Quem perde com a proibição?
Quem mais perde são exatamente os que mais vinham colhendo bons frutos com os prêmios nos últimos anos - os setores especializados dos estúdios. Na realidade, o modo como a proibição foi urdida, sem a participação dessas divisões, sugere que há algo de podre neste estranho reino de Hollywood.

Estas divisões não têm as amplas verbas de marketing de suas matrizes, lançam filmes num número reduzido de telas e apóiam-se largamente na opinião de críticos, no boca-a-boca, nas listas de melhores - e nas indicações para os prêmios. E isso é obtido, em grande parte, pela distribuição de fitas e DVDs, através das quais filmes obscuros capturam a necessária atenção. Foi exatamente este o caso, em anos recentes, de títulos como Garotos não Choram, Deuses e Monstros, Despedida em Las Vegas e Billy Elliot.

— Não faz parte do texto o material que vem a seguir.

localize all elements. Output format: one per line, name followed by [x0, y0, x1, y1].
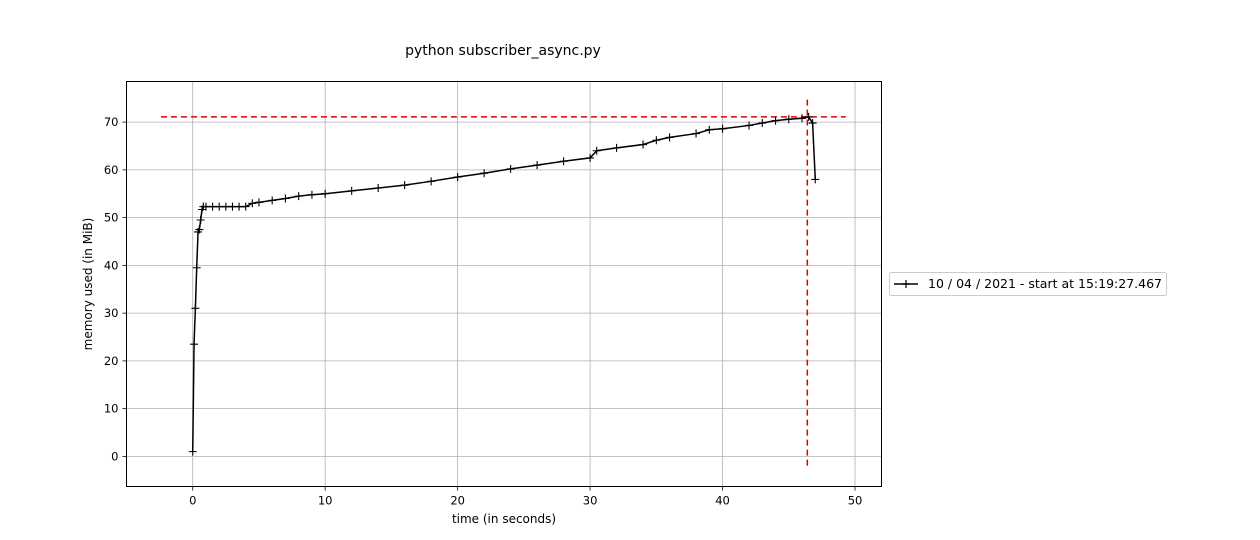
- y-tick-label: 70: [104, 115, 119, 129]
- data-point: [705, 125, 714, 134]
- data-point: [192, 263, 201, 272]
- data-point: [400, 181, 409, 190]
- x-tick-label: 10: [318, 494, 333, 508]
- data-point: [758, 119, 767, 128]
- y-tick-label: 50: [104, 211, 119, 225]
- data-point: [586, 153, 595, 162]
- data-point: [639, 140, 648, 149]
- data-point: [652, 136, 661, 145]
- series-line: [191, 115, 817, 452]
- data-point: [612, 143, 621, 152]
- data-point: [307, 190, 316, 199]
- data-point: [191, 304, 200, 313]
- x-tick-label: 50: [848, 494, 863, 508]
- data-point: [248, 199, 257, 208]
- y-tick-label: 40: [104, 258, 119, 272]
- plot-frame: [126, 81, 882, 487]
- data-point: [745, 121, 754, 130]
- data-point: [480, 169, 489, 178]
- y-tick-label: 30: [104, 306, 119, 320]
- legend-marker: [902, 280, 910, 288]
- data-point: [190, 340, 199, 349]
- data-point: [665, 133, 674, 142]
- data-point: [453, 173, 462, 182]
- y-tick-label: 0: [111, 449, 118, 463]
- data-point: [506, 164, 515, 173]
- data-point: [718, 124, 727, 133]
- data-point: [321, 189, 330, 198]
- data-point: [374, 184, 383, 193]
- x-axis-label: time (in seconds): [452, 512, 556, 526]
- data-point: [592, 146, 601, 155]
- peak-reference-lines: [160, 99, 846, 468]
- data-point: [347, 186, 356, 195]
- data-point: [808, 119, 817, 128]
- data-point: [804, 112, 813, 121]
- data-point: [188, 447, 197, 456]
- x-axis-ticks: 0 10 20 30 40 50: [189, 486, 863, 508]
- y-axis-label: memory used (in MiB): [81, 218, 95, 351]
- y-tick-label: 60: [104, 163, 119, 177]
- data-point: [196, 216, 205, 225]
- data-point: [268, 196, 277, 205]
- y-tick-label: 20: [104, 354, 119, 368]
- grid-lines: [126, 81, 882, 487]
- series-group: [188, 112, 820, 456]
- data-point: [692, 129, 701, 138]
- data-point: [254, 198, 263, 207]
- data-point: [427, 177, 436, 186]
- data-point: [533, 161, 542, 170]
- legend-entry-label: 10 / 04 / 2021 - start at 15:19:27.467: [928, 276, 1162, 291]
- x-tick-label: 30: [583, 494, 598, 508]
- data-point: [281, 194, 290, 203]
- data-point: [811, 175, 820, 184]
- data-point: [241, 202, 250, 211]
- data-point: [771, 116, 780, 125]
- data-point: [294, 192, 303, 201]
- y-tick-label: 10: [104, 402, 119, 416]
- data-point: [798, 114, 807, 123]
- legend-box: [889, 272, 1167, 296]
- data-point: [784, 115, 793, 124]
- y-axis-ticks: 0 10 20 30 40 50 60 70: [104, 115, 127, 463]
- data-point: [195, 225, 204, 234]
- chart-title: python subscriber_async.py: [405, 43, 601, 59]
- x-tick-label: 20: [450, 494, 465, 508]
- data-point: [559, 157, 568, 166]
- legend: 10 / 04 / 2021 - start at 15:19:27.467: [889, 272, 1167, 296]
- x-tick-label: 40: [715, 494, 730, 508]
- x-tick-label: 0: [189, 494, 196, 508]
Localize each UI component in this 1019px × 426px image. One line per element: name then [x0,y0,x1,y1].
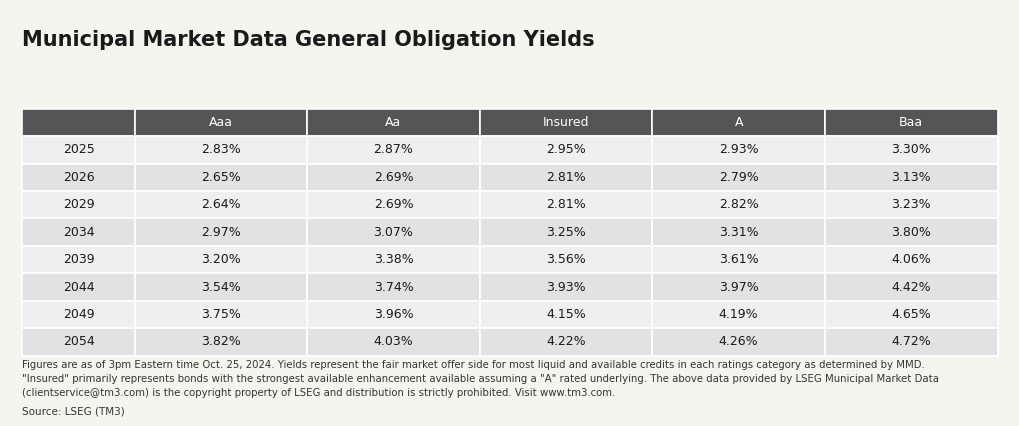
Text: 4.42%: 4.42% [891,281,930,294]
Text: 3.74%: 3.74% [373,281,413,294]
Text: 3.31%: 3.31% [718,226,758,239]
Text: 3.07%: 3.07% [373,226,413,239]
Text: 2.81%: 2.81% [545,171,585,184]
Text: 4.15%: 4.15% [545,308,585,321]
Text: A: A [734,116,742,129]
Text: 4.65%: 4.65% [891,308,930,321]
Text: 2.82%: 2.82% [718,198,758,211]
Text: 3.20%: 3.20% [201,253,240,266]
Text: 3.93%: 3.93% [546,281,585,294]
Text: 2.93%: 2.93% [718,143,758,156]
Text: 2.97%: 2.97% [201,226,240,239]
Text: Baa: Baa [899,116,922,129]
Text: 3.13%: 3.13% [891,171,930,184]
Text: 2.81%: 2.81% [545,198,585,211]
Text: 3.75%: 3.75% [201,308,240,321]
Text: 3.80%: 3.80% [891,226,930,239]
Text: 2044: 2044 [62,281,94,294]
Text: 3.96%: 3.96% [373,308,413,321]
Text: 2.87%: 2.87% [373,143,413,156]
Text: 3.25%: 3.25% [545,226,585,239]
Text: 4.72%: 4.72% [891,336,930,348]
Text: Aa: Aa [385,116,401,129]
Text: 2049: 2049 [62,308,94,321]
Text: 2026: 2026 [62,171,94,184]
Text: 3.54%: 3.54% [201,281,240,294]
Text: Insured: Insured [542,116,589,129]
Text: 3.23%: 3.23% [891,198,930,211]
Text: 2025: 2025 [62,143,95,156]
Text: 3.30%: 3.30% [891,143,930,156]
Text: 4.26%: 4.26% [718,336,758,348]
Text: 2034: 2034 [62,226,94,239]
Text: Aaa: Aaa [209,116,232,129]
Text: 3.97%: 3.97% [718,281,758,294]
Text: Municipal Market Data General Obligation Yields: Municipal Market Data General Obligation… [22,30,594,50]
Text: 2.79%: 2.79% [718,171,758,184]
Text: 2.95%: 2.95% [545,143,585,156]
Text: Source: LSEG (TM3): Source: LSEG (TM3) [22,407,125,417]
Text: 4.19%: 4.19% [718,308,758,321]
Text: 2.69%: 2.69% [373,171,413,184]
Text: 2.65%: 2.65% [201,171,240,184]
Text: 3.56%: 3.56% [545,253,585,266]
Text: 4.06%: 4.06% [891,253,930,266]
Text: 2029: 2029 [62,198,94,211]
Text: 3.61%: 3.61% [718,253,758,266]
Text: 3.38%: 3.38% [373,253,413,266]
Text: 4.03%: 4.03% [373,336,413,348]
Text: Figures are as of 3pm Eastern time Oct. 25, 2024. Yields represent the fair mark: Figures are as of 3pm Eastern time Oct. … [22,360,938,398]
Text: 2054: 2054 [62,336,95,348]
Text: 4.22%: 4.22% [546,336,585,348]
Text: 2.69%: 2.69% [373,198,413,211]
Text: 2039: 2039 [62,253,94,266]
Text: 2.83%: 2.83% [201,143,240,156]
Text: 3.82%: 3.82% [201,336,240,348]
Text: 2.64%: 2.64% [201,198,240,211]
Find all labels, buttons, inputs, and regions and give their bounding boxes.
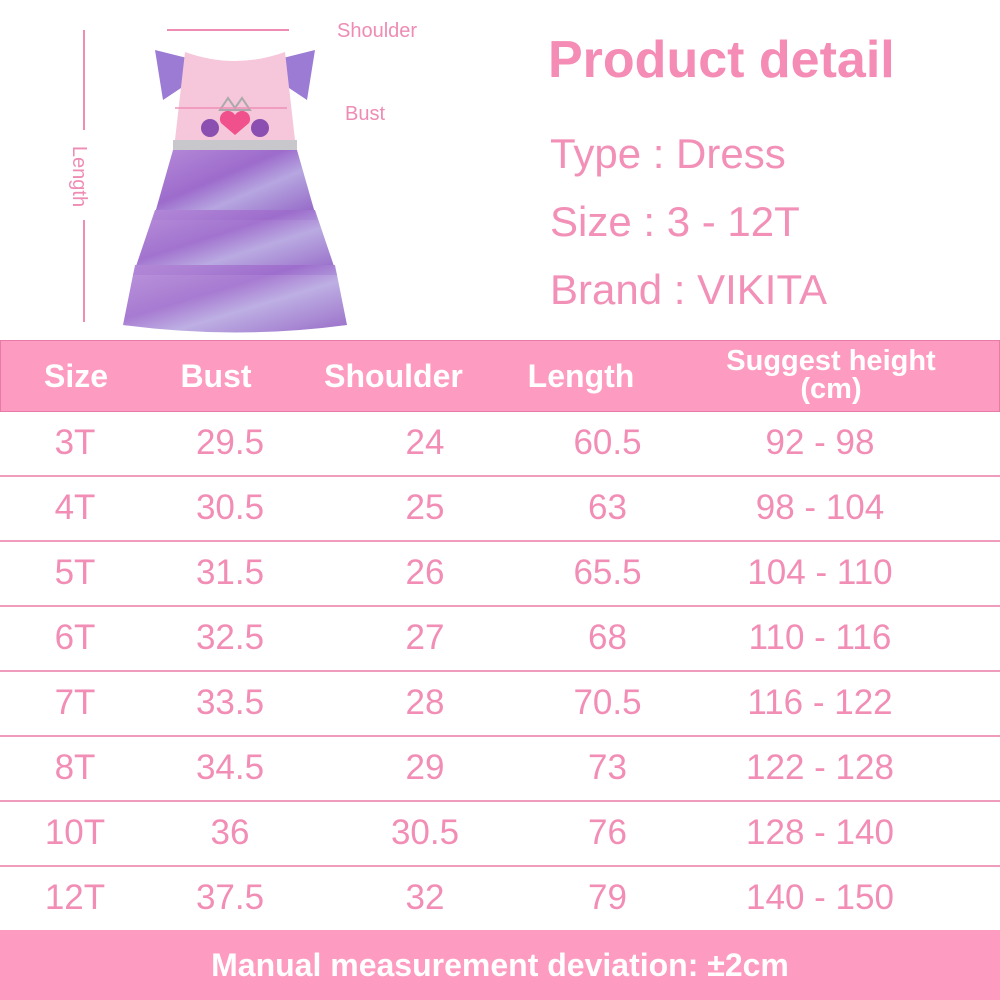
header-bust: Bust	[180, 357, 252, 394]
cell-length: 79	[588, 877, 627, 917]
cell-shoulder: 32	[405, 877, 445, 917]
cell-size: 10T	[44, 812, 106, 852]
cell-bust: 31.5	[195, 552, 265, 592]
shoulder-measure-line	[167, 29, 289, 31]
bust-measure-line	[175, 107, 287, 109]
cell-size: 8T	[54, 747, 96, 787]
cell-shoulder: 28	[405, 682, 445, 722]
cell-bust: 29.5	[195, 422, 265, 462]
cell-size: 12T	[44, 877, 106, 917]
product-brand: Brand : VIKITA	[550, 266, 827, 313]
measurement-deviation-note: Manual measurement deviation: ±2cm	[0, 930, 1000, 1000]
size-table-header: Size Bust Shoulder Length Suggest height…	[0, 340, 1000, 412]
shoulder-label: Shoulder	[337, 20, 418, 42]
cell-shoulder: 25	[405, 487, 445, 527]
product-type: Type : Dress	[550, 130, 786, 177]
cell-suggest-height: 140 - 150	[746, 877, 894, 917]
cell-bust: 36	[210, 812, 250, 852]
product-size-range: Size : 3 - 12T	[550, 198, 800, 245]
bust-label: Bust	[345, 103, 386, 125]
header-length: Length	[527, 357, 635, 394]
cell-length: 68	[588, 617, 627, 657]
table-row: 6T 32.5 27 68 110 - 116	[0, 605, 1000, 672]
header-size: Size	[43, 357, 109, 394]
cell-length: 76	[588, 812, 627, 852]
cell-length: 60.5	[573, 422, 642, 462]
cell-suggest-height: 92 - 98	[765, 422, 875, 462]
product-detail-title: Product detail	[548, 31, 895, 89]
cell-suggest-height: 98 - 104	[755, 487, 885, 527]
cell-size: 6T	[54, 617, 96, 657]
header-shoulder: Shoulder	[324, 357, 463, 394]
cell-bust: 30.5	[195, 487, 265, 527]
cell-size: 3T	[54, 422, 96, 462]
cell-size: 7T	[54, 682, 96, 722]
cell-suggest-height: 110 - 116	[748, 617, 892, 657]
cell-bust: 37.5	[195, 877, 265, 917]
cell-suggest-height: 116 - 122	[747, 682, 893, 722]
dress-image	[123, 50, 347, 333]
table-row: 10T 36 30.5 76 128 - 140	[0, 800, 1000, 867]
cell-bust: 33.5	[195, 682, 265, 722]
length-measure-line-bottom	[83, 220, 85, 322]
cell-suggest-height: 122 - 128	[746, 747, 894, 787]
cell-suggest-height: 104 - 110	[747, 552, 893, 592]
table-row: 7T 33.5 28 70.5 116 - 122	[0, 670, 1000, 737]
header-suggest-height: Suggest height (cm)	[726, 345, 936, 405]
cell-bust: 32.5	[195, 617, 265, 657]
cell-length: 63	[588, 487, 627, 527]
cell-bust: 34.5	[195, 747, 265, 787]
cell-suggest-height: 128 - 140	[746, 812, 894, 852]
cell-shoulder: 30.5	[390, 812, 460, 852]
cell-shoulder: 24	[405, 422, 445, 462]
length-measure-line-top	[83, 30, 85, 130]
table-row: 12T 37.5 32 79 140 - 150	[0, 865, 1000, 930]
cell-length: 65.5	[573, 552, 642, 592]
cell-shoulder: 27	[405, 617, 445, 657]
cell-shoulder: 29	[405, 747, 445, 787]
cell-length: 73	[588, 747, 627, 787]
length-label: Length	[68, 145, 91, 208]
table-row: 5T 31.5 26 65.5 104 - 110	[0, 540, 1000, 607]
table-row: 8T 34.5 29 73 122 - 128	[0, 735, 1000, 802]
cell-length: 70.5	[573, 682, 642, 722]
cell-shoulder: 26	[405, 552, 445, 592]
table-row: 4T 30.5 25 63 98 - 104	[0, 475, 1000, 542]
cell-size: 5T	[54, 552, 96, 592]
cell-size: 4T	[54, 487, 96, 527]
table-row: 3T 29.5 24 60.5 92 - 98	[0, 410, 1000, 477]
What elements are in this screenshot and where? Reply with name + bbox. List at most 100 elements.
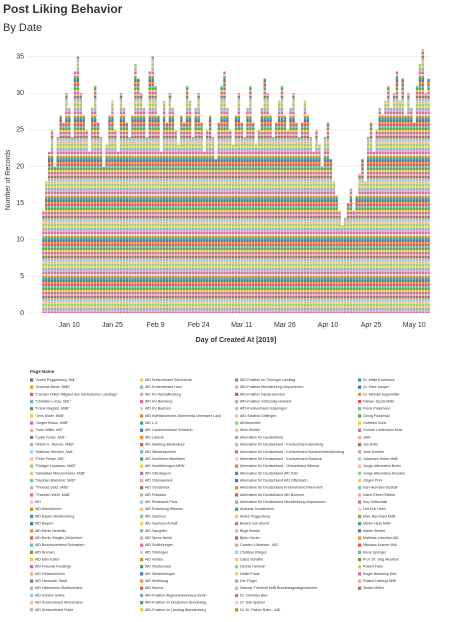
legend-swatch xyxy=(30,522,34,526)
legend-label: AfD Südthüringen xyxy=(145,543,173,547)
x-tick-label: Apr 25 xyxy=(361,322,382,329)
bar xyxy=(162,100,166,313)
bar xyxy=(91,107,94,314)
legend-label: AfD-Fraktion im Thüringer Landtag xyxy=(240,378,295,382)
legend-label: Alice Weidel xyxy=(240,428,260,432)
bar xyxy=(401,78,404,314)
bar xyxy=(407,93,410,314)
legend-swatch xyxy=(30,471,34,475)
bar xyxy=(398,100,402,313)
bar xyxy=(344,217,347,313)
legend-label: Dr. Malte Kaufmann xyxy=(363,378,395,382)
bar xyxy=(194,107,197,314)
bar xyxy=(188,100,192,313)
legend-label: Johannes Huber MdB xyxy=(363,457,398,461)
legend-label: Alternative für Deutschland - Ortsverban… xyxy=(240,464,320,468)
bar xyxy=(116,151,120,313)
legend-label: Beatrix von Storch xyxy=(240,522,269,526)
bar xyxy=(361,159,364,313)
bar xyxy=(237,93,241,314)
legend-label: Dietmar Friedhoff MdB Bundestagsabgeordn… xyxy=(240,586,318,590)
bar xyxy=(332,181,335,313)
legend-swatch xyxy=(140,392,144,396)
legend-label: AfD Bayern xyxy=(35,522,53,526)
legend-swatch xyxy=(235,486,239,490)
bar xyxy=(79,93,83,314)
legend-swatch xyxy=(140,464,144,468)
y-tick-label: 10 xyxy=(16,237,24,244)
x-tick-label: Mar 11 xyxy=(231,322,252,329)
bar xyxy=(367,137,370,313)
legend-label: AfD Marburg-Biedenkopf xyxy=(145,443,185,447)
bar xyxy=(410,107,413,314)
bar xyxy=(148,71,151,313)
legend-label: Gottfried Curio xyxy=(363,421,386,425)
x-tick-label: Apr 10 xyxy=(318,322,339,329)
legend-swatch xyxy=(358,543,362,547)
legend-label: AfD Sachsen-Anhalt xyxy=(145,522,177,526)
legend-swatch xyxy=(358,407,362,411)
legend-swatch xyxy=(235,443,239,447)
bar xyxy=(418,63,422,313)
legend-swatch xyxy=(140,414,144,418)
legend-label: "Thorsten Weiß, MdB" xyxy=(35,493,71,497)
bar xyxy=(355,195,358,313)
bar xyxy=(93,85,97,313)
legend-label: "André Poggenburg, MdL" xyxy=(35,378,77,382)
legend-label: AfD Niedersachsen xyxy=(145,450,176,454)
legend-label: AfD-Fraktion Abgeordnetenhaus Berlin xyxy=(145,593,207,597)
legend-swatch xyxy=(30,601,34,605)
bar xyxy=(415,85,419,313)
bar xyxy=(145,137,149,313)
legend-label: Nikolaus Kramer MdL xyxy=(363,543,398,547)
legend-label: Detlef Frank xyxy=(240,572,260,576)
y-tick-label: 0 xyxy=(20,310,24,317)
bar xyxy=(142,107,146,314)
chart-title: Post Liking Behavior xyxy=(3,2,123,16)
bar xyxy=(160,151,163,313)
legend-swatch xyxy=(140,586,144,590)
bar xyxy=(318,144,321,313)
legend-label: AfD Thüringen xyxy=(145,550,168,554)
legend-label: Alternative für Deutschland - Kreisverba… xyxy=(240,443,323,447)
legend-swatch xyxy=(235,601,239,605)
legend-label: AfD Ortenaukreis xyxy=(145,478,173,482)
legend-label: Jens Kestner xyxy=(363,450,385,454)
legend-swatch xyxy=(235,421,239,425)
legend-swatch xyxy=(30,399,34,404)
legend-label: AfD-Fraktion Niedersachsen xyxy=(240,392,285,396)
legend-swatch xyxy=(140,507,144,511)
legend-swatch xyxy=(358,464,362,468)
legend-swatch xyxy=(358,378,362,382)
bar xyxy=(197,93,200,314)
x-tick-label: Jan 10 xyxy=(59,322,80,329)
bar xyxy=(111,100,114,313)
legend-swatch xyxy=(30,550,34,554)
bar xyxy=(312,151,315,313)
legend-swatch xyxy=(30,514,34,519)
legend-swatch xyxy=(30,543,34,547)
legend-label: Alternative für Deutschland Mecklenburg-… xyxy=(240,500,327,504)
legend-swatch xyxy=(358,399,362,404)
legend-label: Alternative für Deutschland Kreisverband… xyxy=(240,486,323,490)
legend-swatch xyxy=(358,414,362,418)
legend-swatch xyxy=(235,522,239,526)
bar xyxy=(185,85,189,313)
legend-swatch xyxy=(358,557,362,562)
legend-swatch xyxy=(235,399,239,404)
legend-swatch xyxy=(358,450,362,454)
bar xyxy=(165,122,169,313)
bar xyxy=(246,107,249,314)
y-tick-label: 5 xyxy=(20,273,24,280)
legend-swatch xyxy=(30,450,34,454)
x-tick-label: May 10 xyxy=(403,322,426,329)
chart-subtitle: By Date xyxy=(3,22,42,34)
legend-swatch xyxy=(358,478,362,483)
bar xyxy=(392,93,396,314)
legend-label: AfD Osnabrück xyxy=(145,486,170,490)
x-tick-label: Mar 26 xyxy=(274,322,296,329)
bar xyxy=(82,115,85,313)
legend-swatch xyxy=(235,608,239,612)
legend-swatch xyxy=(140,514,144,519)
legend-label: AfD Kreisverband Sömmerda xyxy=(145,378,192,382)
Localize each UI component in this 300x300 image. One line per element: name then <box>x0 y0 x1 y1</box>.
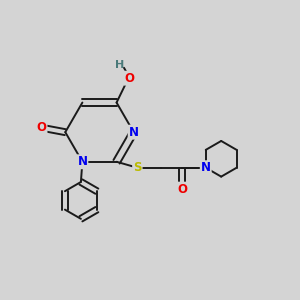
Text: O: O <box>124 72 134 85</box>
Text: O: O <box>37 121 46 134</box>
Text: S: S <box>133 161 142 174</box>
Text: H: H <box>115 60 124 70</box>
Text: N: N <box>129 126 139 139</box>
Text: O: O <box>177 183 187 196</box>
Text: N: N <box>201 161 211 174</box>
Text: N: N <box>77 155 87 168</box>
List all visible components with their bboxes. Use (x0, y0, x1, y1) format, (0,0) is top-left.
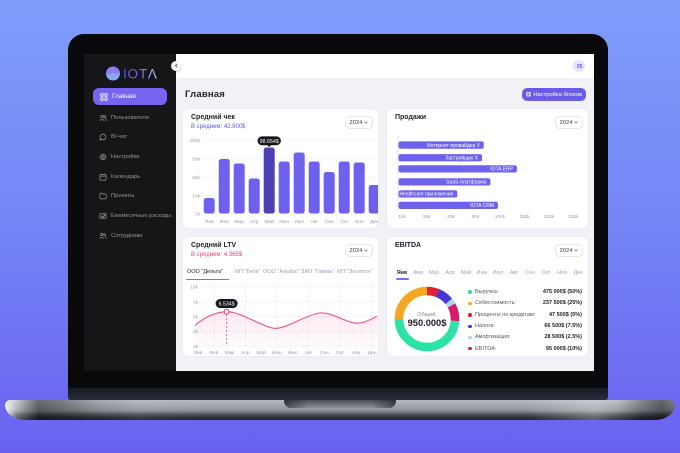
svg-text:25k: 25k (192, 175, 200, 181)
svg-text:Дек: Дек (370, 219, 378, 225)
svg-text:IOTA ERP: IOTA ERP (490, 167, 513, 173)
svg-text:Авг: Авг (310, 219, 318, 225)
svg-text:100k: 100k (495, 214, 506, 220)
svg-text:10k: 10k (192, 194, 200, 200)
svg-text:Ноя: Ноя (355, 219, 364, 225)
svg-text:Июл: Июл (288, 350, 298, 356)
svg-text:Healthcare приложение: Healthcare приложение (399, 192, 453, 198)
svg-text:20k: 20k (447, 214, 455, 220)
svg-text:Застройщик Х: Застройщик Х (445, 155, 478, 162)
svg-text:Общий:: Общий: (417, 311, 437, 318)
svg-text:98.654$: 98.654$ (260, 139, 279, 145)
svg-text:Дек: Дек (368, 350, 377, 356)
svg-text:Ноя: Ноя (352, 350, 361, 356)
svg-text:Мар: Мар (225, 350, 235, 356)
svg-text:Май: Май (256, 349, 266, 356)
svg-text:IOTA CRM: IOTA CRM (470, 203, 494, 209)
svg-text:Янв: Янв (194, 350, 203, 356)
svg-text:Фев: Фев (220, 219, 229, 225)
svg-text:15k: 15k (423, 214, 431, 220)
svg-text:950.000$: 950.000$ (408, 318, 448, 328)
svg-text:Янв: Янв (205, 219, 214, 225)
svg-text:Июн: Июн (279, 219, 289, 225)
svg-text:Сен: Сен (325, 219, 334, 225)
svg-text:10k: 10k (190, 285, 198, 291)
svg-text:Апр: Апр (241, 350, 250, 356)
svg-text:5k: 5k (193, 314, 199, 320)
svg-text:1k: 1k (195, 212, 201, 218)
svg-text:100k: 100k (190, 138, 201, 144)
svg-text:Окт: Окт (340, 219, 349, 225)
svg-text:150k: 150k (519, 214, 530, 220)
svg-text:Мар: Мар (235, 219, 245, 225)
svg-text:Сен: Сен (320, 350, 329, 356)
svg-text:Апр: Апр (250, 219, 259, 225)
svg-text:10k: 10k (398, 214, 406, 220)
svg-text:Интернет-провайдер У: Интернет-провайдер У (427, 142, 481, 149)
svg-text:Окт: Окт (336, 350, 345, 356)
svg-text:Май: Май (264, 218, 274, 225)
svg-text:Фев: Фев (209, 350, 218, 356)
svg-text:7k: 7k (193, 300, 199, 306)
svg-text:30k: 30k (472, 214, 480, 220)
svg-text:50k: 50k (192, 157, 200, 163)
svg-text:Авг: Авг (305, 350, 313, 356)
svg-text:Июл: Июл (294, 219, 304, 225)
svg-text:SaaS-платформа: SaaS-платформа (446, 180, 487, 186)
svg-text:250k: 250k (568, 214, 579, 220)
svg-text:Июн: Июн (272, 350, 282, 356)
svg-text:IOTΛ: IOTΛ (123, 67, 158, 82)
svg-text:1k: 1k (193, 344, 199, 350)
svg-text:6.534$: 6.534$ (219, 301, 235, 307)
svg-text:200k: 200k (544, 214, 555, 220)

Parece um contra-senso que um grande estúdio possa dar um tiro no próprio dedão - no caso, a divisão especializada - em nome da vaidade da matriz. Mas¿. Isto é Hollywood.

Isso afeta as chances do Brasil?
Afeta. Não no Oscar - como a MPAA optou por privilegiar a Academia, os votantes do comitê de filmes estrangeiros terão todas as cópias que precisam para ver Carandiru (distribuído e produzido pela Sony Classics) e seus rivais.

Mas no Globo de Ouro - o primeiro, nos Estados Unidos, a abraçar Central do Brasil e Fernanda Montenegro, e um dos poucos a indicar Cidade de Deus, ano passado - e nos demais prêmios as chances de Carandiru diminuem consideravelmente.

Ironicamente, aumentam as oportunidades de todo filme brasileiro que não tenha distribuição nos EUA ou esteja sendo distribuído por um independente não-signatário da MPAA. Como os Globos aceitam inscrições feitas diretamente pelos produtores, as portas estão abertas.